The Basadur Profile allows individuals and organizations understand their preferred thinking style during the innovation process. By mapping a team, the profile helps explain why a team may prefer one stage in innovation vs another.

How it works
The first thing the Basadur Profile does is recognize that different people have different capabilities. Depending on the individual, one person’s approach to problem-solving and innovative thinking will be different to someone else’s.
Some people’s strengths lie in initiating new projects and opportunities, and actively seeking out problems that need solving. Others are at their best when defining and understanding new initiatives. For some it’s about producing concrete solutions and turning ideas into workable reality, while others enjoy finishing things off and taking action to make things happen.
The Profile identifies these different styles and creates four corresponding categories: Generators, Conceptualizers, Optimizers and Implementers.

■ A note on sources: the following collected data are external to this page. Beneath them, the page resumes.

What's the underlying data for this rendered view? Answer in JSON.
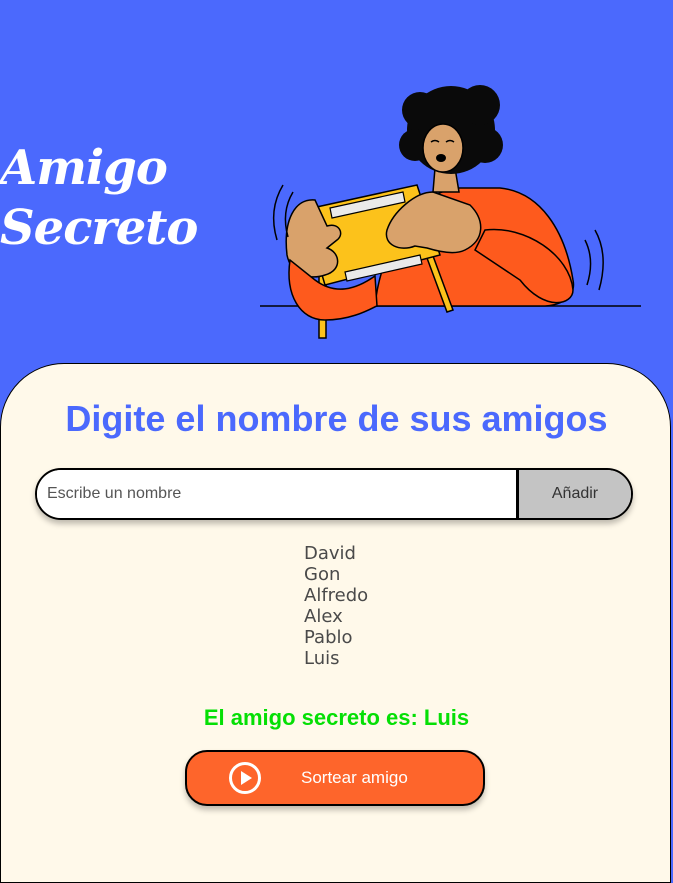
{
  "header": {
    "title_line1": "Amigo",
    "title_line2": "Secreto"
  },
  "main": {
    "subtitle": "Digite el nombre de sus amigos",
    "input": {
      "placeholder": "Escribe un nombre",
      "value": ""
    },
    "add_button_label": "Añadir",
    "friends": [
      "David",
      "Gon",
      "Alfredo",
      "Alex",
      "Pablo",
      "Luis"
    ],
    "result_text": "El amigo secreto es: Luis",
    "draw_button_label": "Sortear amigo",
    "draw_button_icon": "play-circle-icon"
  },
  "colors": {
    "background": "#4b69fd",
    "card": "#fff9ea",
    "accent": "#4b69fd",
    "button": "#fe652b",
    "result": "#05df05",
    "add_button": "#c4c4c4"
  }
}
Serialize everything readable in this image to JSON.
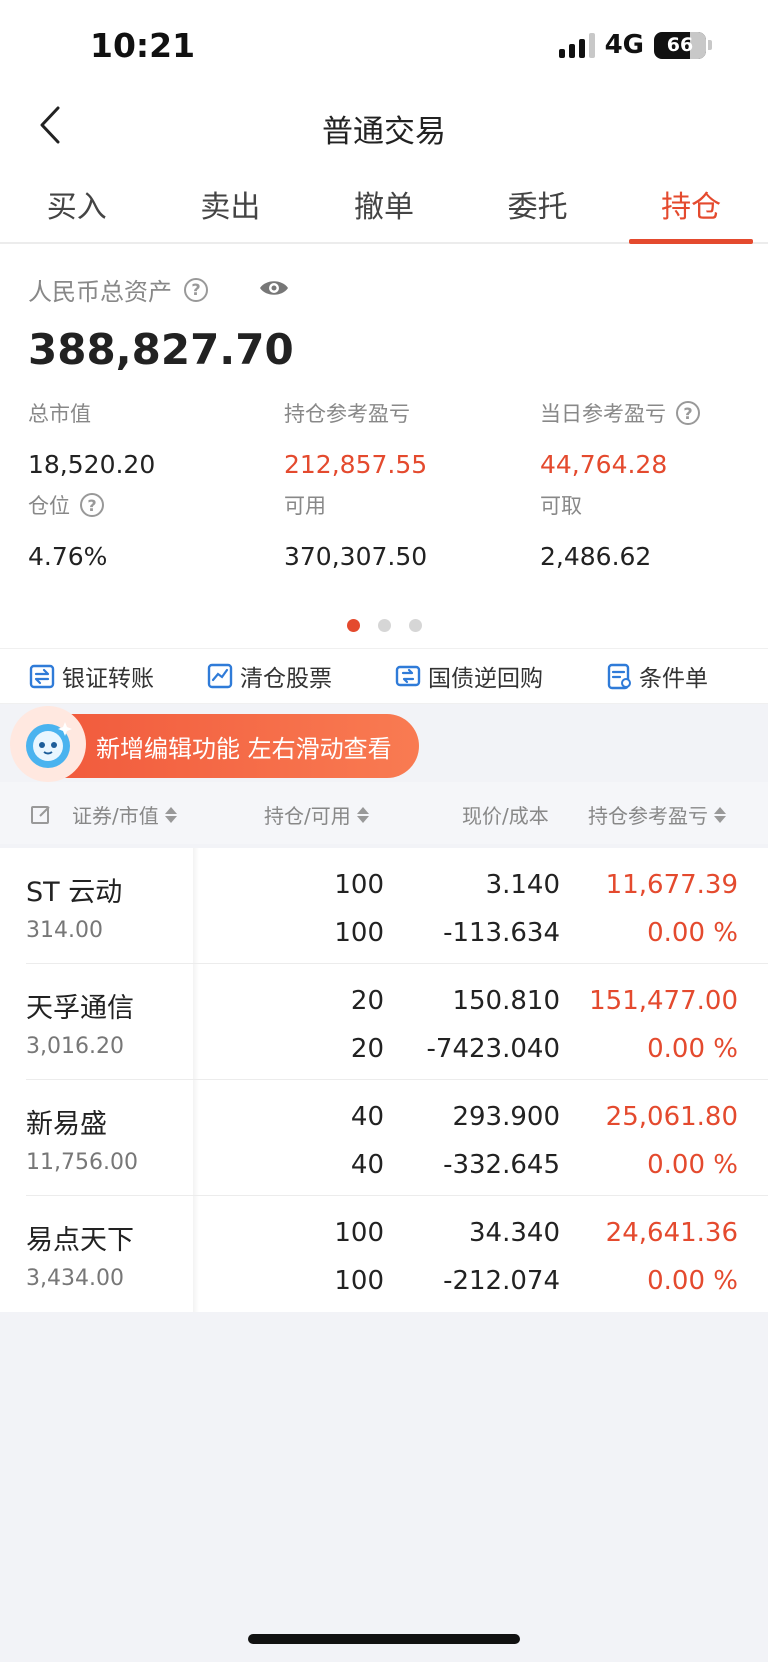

Everyone is included and everyone is equally valued.
People can be skilled in all four areas of the Profile. But no matter what they’re good at, everyone is included and everyone is equally valued. By freeing people up to do what they do best, the Profile allows maximum input from the maximum amount of people. In doing so it maximises creative thinking and collaboration – the very sources of innovation.
The individual profiles and their characteristics.
Generators
- Get things started, get involved, gather information, ask questions.
- Sense problems, imagine possibilities, see opportunities.
- View things from different perspectives.
- Prefer generating more ideas rather than evaluating existing ones.
- See relevance in almost everything.
- Comfortable with ambiguity.
Typical occupations include:
Academics
Artists
Marketers
Non-Profit/University Administrators
Teachers
Training and Development
Advertising Creatives

Conceptualizers
- Like defining problems and coming up with ideas.
- Like to see the big picture.
- Form quick connections, see opportunities and benefits.
- Distil seemingly unrelated observations into integrated explanations.
- Don’t like proceeding until situations are fully understood and problems well defined.
- Want theories to be sound and precise.
Typical occupations include:
Designers
Market Researchers
Organization Development
Product Developers
Research & Development
Strategic Planning
IT Senior Consultants

Optimizers
- Turn abstract ideas into practical solutions.
- Like single correct answers to problems.
- Can sort through large amounts of data, and pinpoint faults.
- Confidently make sound evaluations and select the best solutions.
- Have little patience with ambiguity.
- Interested in idea evaluation, selection and action planning.
Typical occupations include:
Engineering/Engineering Design
Manufacturing Engineering
Finance
IT Programmers/Analysts
IT Systems Developers
Accounting
Technical Customer Support

Implementers
- Enjoy getting things done and being involved in new experiences.
- Excel at adapting to specific circumstances and making things work.
- Like to try things out for real rather than mentally test them.
- Risk takers: don’t need to completely understand something before taking action.
- Willing to try as many approaches as necessary until they find one that works for everyone.
- Enthusiastic and at ease with others, but can appear impatient or even pushy when moving to action.
Typical occupations include:
IT Operations
Secretarial/Administrative Support
Project Managers
Sales
Customer Relations
Manufacturing/Production
Logistics
Purchasing

From the best individuals to the best teams.
Being armed with a clear understanding of individual working styles and the different approaches to innovation and problem-solving means you can now build teams that work at full strength.
The best teams have an appropriate mix of Generators, Conceptualizers, Optimizers and Implementers. With a diverse line-up, each member plays to their strengths – working at full capacity in their relevant stage of the process while others work at full capacity in theirs.
The Profile also tells you how much time needs to be spent on each of the four stages. If for example your team is loaded towards Optimizers and Implementers, you’re made aware that you need to spend more time working at the Generator and Conceptualizer stages.
No one style is more important than another. To work smoothly and effectively, you need people working together through each of the four stages. It’s the process that matters, and following it takes the chance element out. Like a trainer teaching you good technique, the more rigorously you stick to it, the more successful the results.